Telemiami also gives its viewers the option to speak with the hosts, presenters, newscasters and guests in its broadcast. In some of the station’s live segments, the audience is invited to call the studio where they will be able to question the invited experts, candidates for public office, etc., and to express their opinions freely on the issues under discussion.

Some of the station’s most watched shows include “¿Dónde Estás Corazón?” (Where Are You Darling?), “El Diario” (a daily talk show), and “El Informativo” (TV News).

==Channels==

- AT&T U-verse		// South Florida (Miami-Dade, Broward, Monroe, Palm Beach)	 20
- AT&T U-verse		// Central Florida (Orlando)					 20
- AT&T U-verse		// North Florida (Jacksonville)					 20
- Comcast Miami		// City of Miami / Opalocka					 80
- Comcast North		// North Miami Beach, Aventura, Northeast and Northwest Dade	 80
- Comcast South Dade	// Pinecrest, South Miami						 80
- Comcast West		// Sweetwater, Coral Gables, Hialeah, Miami Springs		 80
- Comcast Broward	// All Broward County						 80
- Comcast		// South Dade, Doral, Homestead, Key Biscayne, Florida City	 80
- Atlantic Broadband	// Miami Beach, Bal Harbour Islands, South Miami			 82
- Comcast Monroe	// Monroe County							 80

==Florida's Hispanic Market==

The Hispanic market in Florida is significant in size and is also rapidly growing.
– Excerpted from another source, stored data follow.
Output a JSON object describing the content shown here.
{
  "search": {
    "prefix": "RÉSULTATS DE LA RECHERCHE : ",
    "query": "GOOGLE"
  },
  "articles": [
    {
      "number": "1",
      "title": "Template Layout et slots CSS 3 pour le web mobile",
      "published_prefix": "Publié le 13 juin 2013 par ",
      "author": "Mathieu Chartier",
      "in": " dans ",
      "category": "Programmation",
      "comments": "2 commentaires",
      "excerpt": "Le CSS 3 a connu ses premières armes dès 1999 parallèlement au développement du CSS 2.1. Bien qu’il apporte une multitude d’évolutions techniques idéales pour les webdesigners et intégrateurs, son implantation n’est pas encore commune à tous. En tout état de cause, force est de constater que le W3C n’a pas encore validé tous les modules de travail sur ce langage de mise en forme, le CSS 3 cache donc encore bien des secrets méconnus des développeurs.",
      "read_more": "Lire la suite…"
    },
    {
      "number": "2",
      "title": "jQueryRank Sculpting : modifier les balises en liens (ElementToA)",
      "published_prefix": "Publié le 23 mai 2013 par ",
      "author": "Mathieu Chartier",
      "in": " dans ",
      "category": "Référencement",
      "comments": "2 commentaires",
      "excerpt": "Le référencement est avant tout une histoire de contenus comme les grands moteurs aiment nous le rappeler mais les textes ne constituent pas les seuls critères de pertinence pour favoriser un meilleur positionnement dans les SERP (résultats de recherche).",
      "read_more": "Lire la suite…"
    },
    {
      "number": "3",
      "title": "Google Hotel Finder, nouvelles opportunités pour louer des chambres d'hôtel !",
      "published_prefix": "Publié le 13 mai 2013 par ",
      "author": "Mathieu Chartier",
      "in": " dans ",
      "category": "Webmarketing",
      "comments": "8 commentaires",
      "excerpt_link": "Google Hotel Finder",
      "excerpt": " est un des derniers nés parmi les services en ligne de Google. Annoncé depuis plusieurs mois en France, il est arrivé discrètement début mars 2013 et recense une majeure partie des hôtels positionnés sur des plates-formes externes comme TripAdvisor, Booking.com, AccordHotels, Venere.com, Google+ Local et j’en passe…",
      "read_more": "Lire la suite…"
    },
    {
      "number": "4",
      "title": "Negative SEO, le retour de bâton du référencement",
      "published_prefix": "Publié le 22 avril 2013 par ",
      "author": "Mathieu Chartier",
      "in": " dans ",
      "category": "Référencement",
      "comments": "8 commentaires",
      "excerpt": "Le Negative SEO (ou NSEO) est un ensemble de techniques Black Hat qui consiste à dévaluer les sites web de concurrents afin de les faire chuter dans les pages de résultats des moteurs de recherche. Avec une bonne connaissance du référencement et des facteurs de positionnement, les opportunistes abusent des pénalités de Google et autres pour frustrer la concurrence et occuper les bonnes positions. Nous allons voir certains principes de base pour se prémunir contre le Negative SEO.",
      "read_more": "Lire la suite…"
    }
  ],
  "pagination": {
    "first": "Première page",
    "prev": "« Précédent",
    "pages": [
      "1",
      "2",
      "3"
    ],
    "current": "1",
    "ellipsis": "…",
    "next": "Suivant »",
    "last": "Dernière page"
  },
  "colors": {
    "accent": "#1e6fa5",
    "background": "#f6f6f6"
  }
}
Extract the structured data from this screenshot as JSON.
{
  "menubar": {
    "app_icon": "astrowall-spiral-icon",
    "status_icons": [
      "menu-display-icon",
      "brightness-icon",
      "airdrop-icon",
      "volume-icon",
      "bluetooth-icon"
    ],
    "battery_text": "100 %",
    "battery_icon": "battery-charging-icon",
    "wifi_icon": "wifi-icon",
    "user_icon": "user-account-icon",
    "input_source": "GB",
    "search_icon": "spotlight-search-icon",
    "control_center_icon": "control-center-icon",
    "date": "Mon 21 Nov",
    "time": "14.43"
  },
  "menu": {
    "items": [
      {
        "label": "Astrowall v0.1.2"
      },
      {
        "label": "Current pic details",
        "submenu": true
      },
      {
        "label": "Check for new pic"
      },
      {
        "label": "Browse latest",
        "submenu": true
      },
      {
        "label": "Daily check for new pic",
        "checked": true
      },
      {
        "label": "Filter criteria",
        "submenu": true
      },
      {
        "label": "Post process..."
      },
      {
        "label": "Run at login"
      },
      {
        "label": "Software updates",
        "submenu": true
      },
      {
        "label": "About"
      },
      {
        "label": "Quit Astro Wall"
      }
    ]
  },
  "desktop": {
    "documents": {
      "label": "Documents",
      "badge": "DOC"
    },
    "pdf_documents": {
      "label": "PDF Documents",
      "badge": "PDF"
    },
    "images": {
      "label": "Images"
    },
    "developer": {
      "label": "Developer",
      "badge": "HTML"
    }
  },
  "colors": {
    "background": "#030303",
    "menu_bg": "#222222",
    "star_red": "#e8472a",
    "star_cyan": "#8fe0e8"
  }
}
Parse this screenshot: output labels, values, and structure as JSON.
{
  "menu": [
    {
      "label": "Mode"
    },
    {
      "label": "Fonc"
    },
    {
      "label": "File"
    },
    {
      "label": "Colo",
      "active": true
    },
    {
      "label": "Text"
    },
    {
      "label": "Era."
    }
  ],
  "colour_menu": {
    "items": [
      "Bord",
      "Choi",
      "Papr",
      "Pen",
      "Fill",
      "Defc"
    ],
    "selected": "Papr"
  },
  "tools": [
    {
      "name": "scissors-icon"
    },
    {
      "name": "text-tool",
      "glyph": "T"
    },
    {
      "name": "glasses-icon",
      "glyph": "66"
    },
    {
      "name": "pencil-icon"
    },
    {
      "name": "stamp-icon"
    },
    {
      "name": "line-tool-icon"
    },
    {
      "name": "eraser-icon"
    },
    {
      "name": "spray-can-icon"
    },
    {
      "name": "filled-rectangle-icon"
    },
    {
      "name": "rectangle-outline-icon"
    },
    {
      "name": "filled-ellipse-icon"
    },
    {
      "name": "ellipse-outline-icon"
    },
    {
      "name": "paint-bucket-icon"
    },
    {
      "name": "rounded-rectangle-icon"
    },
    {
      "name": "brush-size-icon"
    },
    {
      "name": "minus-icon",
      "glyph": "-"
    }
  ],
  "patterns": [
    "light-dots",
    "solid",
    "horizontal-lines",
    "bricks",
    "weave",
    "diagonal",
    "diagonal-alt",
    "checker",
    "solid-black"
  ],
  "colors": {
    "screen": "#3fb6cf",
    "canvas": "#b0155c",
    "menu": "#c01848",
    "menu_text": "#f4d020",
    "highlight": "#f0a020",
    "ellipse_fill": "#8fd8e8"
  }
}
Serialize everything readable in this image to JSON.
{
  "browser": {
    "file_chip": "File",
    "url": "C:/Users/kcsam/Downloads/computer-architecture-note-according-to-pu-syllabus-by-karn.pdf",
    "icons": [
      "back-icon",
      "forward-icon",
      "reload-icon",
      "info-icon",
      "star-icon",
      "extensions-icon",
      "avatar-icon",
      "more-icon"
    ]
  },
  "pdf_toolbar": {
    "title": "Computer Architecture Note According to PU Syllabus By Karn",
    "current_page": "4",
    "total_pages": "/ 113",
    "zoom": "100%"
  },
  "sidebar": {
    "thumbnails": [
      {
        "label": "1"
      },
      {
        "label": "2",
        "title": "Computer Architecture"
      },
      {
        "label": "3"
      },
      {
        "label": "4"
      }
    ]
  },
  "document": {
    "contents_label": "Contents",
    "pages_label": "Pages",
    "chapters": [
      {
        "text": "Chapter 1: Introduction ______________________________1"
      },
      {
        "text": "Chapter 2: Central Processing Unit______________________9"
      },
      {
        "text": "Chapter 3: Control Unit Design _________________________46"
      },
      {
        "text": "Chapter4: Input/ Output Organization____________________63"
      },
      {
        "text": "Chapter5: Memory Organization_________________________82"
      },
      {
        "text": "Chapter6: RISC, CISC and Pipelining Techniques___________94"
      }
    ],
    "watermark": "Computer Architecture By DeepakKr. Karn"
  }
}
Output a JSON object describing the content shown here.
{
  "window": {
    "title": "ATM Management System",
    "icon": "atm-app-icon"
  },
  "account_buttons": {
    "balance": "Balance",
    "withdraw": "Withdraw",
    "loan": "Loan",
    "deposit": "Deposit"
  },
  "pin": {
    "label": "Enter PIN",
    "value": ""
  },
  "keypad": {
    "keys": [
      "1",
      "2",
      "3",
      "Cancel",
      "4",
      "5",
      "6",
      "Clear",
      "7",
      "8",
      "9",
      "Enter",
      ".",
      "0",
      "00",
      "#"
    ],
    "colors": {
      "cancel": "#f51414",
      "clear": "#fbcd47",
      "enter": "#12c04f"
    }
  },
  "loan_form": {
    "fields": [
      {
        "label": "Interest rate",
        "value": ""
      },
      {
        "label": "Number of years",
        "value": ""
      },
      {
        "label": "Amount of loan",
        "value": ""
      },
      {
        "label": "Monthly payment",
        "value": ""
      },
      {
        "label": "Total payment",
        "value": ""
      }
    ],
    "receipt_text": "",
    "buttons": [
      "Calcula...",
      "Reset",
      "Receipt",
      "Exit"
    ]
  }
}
There are approximately 6.9 million Hispanics living in Florida, making up the largest minority group (which can be referred to as a minority-majority). The percentage of total Hispanic presence in South Florida is even more impressive: of the 2,373,297 people living in Miami-Dade County, 63% are Hispanic or Latino. This has created a powerful, growing market for television stations like Telemiami, which are concentrating on the Hispanic audience's interests.

==Audience and Growth==

Telemiami's audience has grown with the station, which is now broadcasting to over 1,500,000 households and over 3,750,000 viewers throughout Florida. The station's audience is primarily Hispanic, between the ages of 25–75.